United States Department of the Army
The United States Department of the Army (DA) is one of the three military departments within the Department of Defense of the U.S. The Department of the Army is the federal government agency within which the United States Army (U.S.) is organized, and it is led by the secretary of the Army, who has statutory authority under 10 United States Code § 3013 to conduct its affairs and to prescribe regulations for its government, subject to the limits of the law, and the directions of the secretary of defense and the president.

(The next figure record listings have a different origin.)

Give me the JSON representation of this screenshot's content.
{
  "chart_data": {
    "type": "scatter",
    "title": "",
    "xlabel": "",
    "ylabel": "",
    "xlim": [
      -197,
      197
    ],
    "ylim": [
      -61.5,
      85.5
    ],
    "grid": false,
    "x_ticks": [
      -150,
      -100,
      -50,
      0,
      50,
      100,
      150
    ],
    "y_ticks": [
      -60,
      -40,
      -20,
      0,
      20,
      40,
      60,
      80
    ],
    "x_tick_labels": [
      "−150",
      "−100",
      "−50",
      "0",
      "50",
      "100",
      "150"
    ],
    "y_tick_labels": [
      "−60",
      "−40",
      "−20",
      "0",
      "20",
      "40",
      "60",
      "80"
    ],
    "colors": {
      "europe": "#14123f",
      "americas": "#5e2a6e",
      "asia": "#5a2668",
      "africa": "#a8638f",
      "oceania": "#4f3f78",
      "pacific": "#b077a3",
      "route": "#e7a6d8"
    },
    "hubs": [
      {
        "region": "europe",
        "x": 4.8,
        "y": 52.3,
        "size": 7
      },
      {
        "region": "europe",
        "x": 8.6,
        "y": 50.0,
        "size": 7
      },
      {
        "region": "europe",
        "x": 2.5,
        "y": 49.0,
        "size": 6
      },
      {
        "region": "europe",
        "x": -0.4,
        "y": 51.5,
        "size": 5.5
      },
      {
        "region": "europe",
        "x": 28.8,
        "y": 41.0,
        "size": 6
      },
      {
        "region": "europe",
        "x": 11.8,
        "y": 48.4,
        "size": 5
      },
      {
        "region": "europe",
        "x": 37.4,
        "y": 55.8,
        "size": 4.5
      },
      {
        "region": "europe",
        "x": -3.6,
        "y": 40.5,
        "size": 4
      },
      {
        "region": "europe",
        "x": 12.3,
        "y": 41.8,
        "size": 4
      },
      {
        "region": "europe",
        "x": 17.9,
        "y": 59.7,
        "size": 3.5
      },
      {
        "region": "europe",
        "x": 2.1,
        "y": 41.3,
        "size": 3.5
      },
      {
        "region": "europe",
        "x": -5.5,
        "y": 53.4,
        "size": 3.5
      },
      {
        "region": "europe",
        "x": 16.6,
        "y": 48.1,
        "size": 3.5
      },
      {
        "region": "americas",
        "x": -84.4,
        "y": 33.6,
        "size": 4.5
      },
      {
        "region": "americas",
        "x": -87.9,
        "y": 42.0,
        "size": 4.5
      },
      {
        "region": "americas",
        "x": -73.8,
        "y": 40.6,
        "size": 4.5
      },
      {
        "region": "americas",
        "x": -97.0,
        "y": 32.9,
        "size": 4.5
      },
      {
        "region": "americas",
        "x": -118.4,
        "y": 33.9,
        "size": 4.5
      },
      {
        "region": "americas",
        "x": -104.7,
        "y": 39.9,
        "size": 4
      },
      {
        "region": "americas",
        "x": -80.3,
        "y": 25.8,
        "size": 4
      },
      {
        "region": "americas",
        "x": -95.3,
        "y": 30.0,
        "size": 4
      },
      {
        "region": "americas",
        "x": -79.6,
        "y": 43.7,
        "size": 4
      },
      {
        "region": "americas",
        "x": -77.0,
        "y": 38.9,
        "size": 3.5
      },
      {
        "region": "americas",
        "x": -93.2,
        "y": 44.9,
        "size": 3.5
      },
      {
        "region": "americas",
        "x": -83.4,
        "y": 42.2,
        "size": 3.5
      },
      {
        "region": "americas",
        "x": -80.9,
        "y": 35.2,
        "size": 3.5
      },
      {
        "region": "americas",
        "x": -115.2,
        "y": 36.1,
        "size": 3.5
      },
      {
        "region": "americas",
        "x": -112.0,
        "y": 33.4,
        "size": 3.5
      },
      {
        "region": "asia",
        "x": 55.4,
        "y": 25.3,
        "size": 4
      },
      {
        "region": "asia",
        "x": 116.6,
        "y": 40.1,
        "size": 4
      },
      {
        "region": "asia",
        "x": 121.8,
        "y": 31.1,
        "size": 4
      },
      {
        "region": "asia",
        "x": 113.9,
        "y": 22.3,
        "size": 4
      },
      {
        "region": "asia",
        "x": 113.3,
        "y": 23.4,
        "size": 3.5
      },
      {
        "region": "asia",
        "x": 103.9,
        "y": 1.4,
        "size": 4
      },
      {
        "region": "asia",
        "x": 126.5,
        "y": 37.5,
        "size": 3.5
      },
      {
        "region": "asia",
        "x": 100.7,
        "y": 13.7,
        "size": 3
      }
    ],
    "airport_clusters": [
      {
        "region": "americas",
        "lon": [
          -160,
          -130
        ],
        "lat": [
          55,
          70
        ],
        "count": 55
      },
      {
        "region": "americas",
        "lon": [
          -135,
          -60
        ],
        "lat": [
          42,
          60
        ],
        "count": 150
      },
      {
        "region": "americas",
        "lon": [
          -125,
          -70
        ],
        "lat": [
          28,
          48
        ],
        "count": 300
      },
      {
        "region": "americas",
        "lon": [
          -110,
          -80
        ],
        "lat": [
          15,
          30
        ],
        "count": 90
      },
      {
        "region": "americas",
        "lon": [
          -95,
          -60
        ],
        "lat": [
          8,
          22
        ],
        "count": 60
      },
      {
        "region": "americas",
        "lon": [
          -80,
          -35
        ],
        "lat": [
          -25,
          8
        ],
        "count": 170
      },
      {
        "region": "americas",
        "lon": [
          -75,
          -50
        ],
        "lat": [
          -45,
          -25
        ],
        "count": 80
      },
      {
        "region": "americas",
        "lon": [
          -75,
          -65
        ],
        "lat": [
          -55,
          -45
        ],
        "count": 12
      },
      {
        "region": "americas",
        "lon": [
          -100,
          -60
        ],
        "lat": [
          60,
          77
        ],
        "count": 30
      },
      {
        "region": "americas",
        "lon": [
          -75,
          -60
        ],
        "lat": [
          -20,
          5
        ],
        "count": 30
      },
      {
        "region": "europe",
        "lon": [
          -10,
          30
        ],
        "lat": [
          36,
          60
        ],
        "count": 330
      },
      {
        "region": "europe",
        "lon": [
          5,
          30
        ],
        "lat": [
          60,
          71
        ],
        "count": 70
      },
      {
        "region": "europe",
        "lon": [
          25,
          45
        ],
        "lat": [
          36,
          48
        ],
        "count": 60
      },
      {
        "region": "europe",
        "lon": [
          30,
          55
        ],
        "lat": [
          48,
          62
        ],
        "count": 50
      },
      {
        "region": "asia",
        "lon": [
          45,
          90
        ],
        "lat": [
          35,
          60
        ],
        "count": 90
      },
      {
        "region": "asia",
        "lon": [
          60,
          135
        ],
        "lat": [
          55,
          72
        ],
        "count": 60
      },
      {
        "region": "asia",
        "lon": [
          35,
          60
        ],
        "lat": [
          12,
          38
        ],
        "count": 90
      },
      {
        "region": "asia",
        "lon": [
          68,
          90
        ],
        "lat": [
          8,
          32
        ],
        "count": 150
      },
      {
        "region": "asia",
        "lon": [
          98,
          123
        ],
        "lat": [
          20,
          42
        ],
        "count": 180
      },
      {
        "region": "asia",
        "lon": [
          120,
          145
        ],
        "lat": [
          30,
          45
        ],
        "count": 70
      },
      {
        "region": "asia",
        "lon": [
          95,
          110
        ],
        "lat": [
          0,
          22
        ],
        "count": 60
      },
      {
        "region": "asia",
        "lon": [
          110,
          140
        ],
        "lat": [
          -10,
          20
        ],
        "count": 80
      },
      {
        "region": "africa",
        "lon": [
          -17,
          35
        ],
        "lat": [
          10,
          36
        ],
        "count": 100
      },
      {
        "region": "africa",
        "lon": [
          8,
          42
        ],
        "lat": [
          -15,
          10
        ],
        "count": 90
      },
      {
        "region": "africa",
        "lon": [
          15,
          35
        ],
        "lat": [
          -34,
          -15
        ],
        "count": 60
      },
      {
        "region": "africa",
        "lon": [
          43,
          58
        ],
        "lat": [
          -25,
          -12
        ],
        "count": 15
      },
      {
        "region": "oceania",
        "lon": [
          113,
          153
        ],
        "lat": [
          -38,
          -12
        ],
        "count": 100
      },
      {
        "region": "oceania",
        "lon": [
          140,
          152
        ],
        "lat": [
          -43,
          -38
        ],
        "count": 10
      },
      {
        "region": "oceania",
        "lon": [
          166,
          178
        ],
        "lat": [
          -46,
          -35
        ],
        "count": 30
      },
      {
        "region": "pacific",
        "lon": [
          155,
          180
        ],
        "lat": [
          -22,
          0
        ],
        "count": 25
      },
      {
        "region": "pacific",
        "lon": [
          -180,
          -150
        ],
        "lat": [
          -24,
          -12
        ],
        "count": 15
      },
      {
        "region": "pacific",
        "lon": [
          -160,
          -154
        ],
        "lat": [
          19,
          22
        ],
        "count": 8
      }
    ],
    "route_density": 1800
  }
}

|Formed||September 18, 1947|
|Headquarters||The Pentagon, Arlington County, Virginia, U.S.|
|Annual budget||$174.7B (FY2022)|
|Parent agency||U.S. Department of Defense|
|Military service branches|
The secretary of the army is a civilian official appointed by the president and confirmed by the Senate. The highest-ranking military officer in the department is the chief of staff of the Army, who is also a member of the Joint Chiefs of Staff. Other senior officials of the department are the under secretary of the Army (principal deputy to the secretary) and the vice chief of staff of the Army (principal deputy to the chief of staff.)
The Department of War was originally formed in 1789 as an Executive Department of the United States, and was split by the National Security Act of 1947 into the Department of the Army and Department of the Air Force on September 18, 1947. By amendments to the National Security Act of 1947 in 1949, the department of the Army was transformed to its present-day status.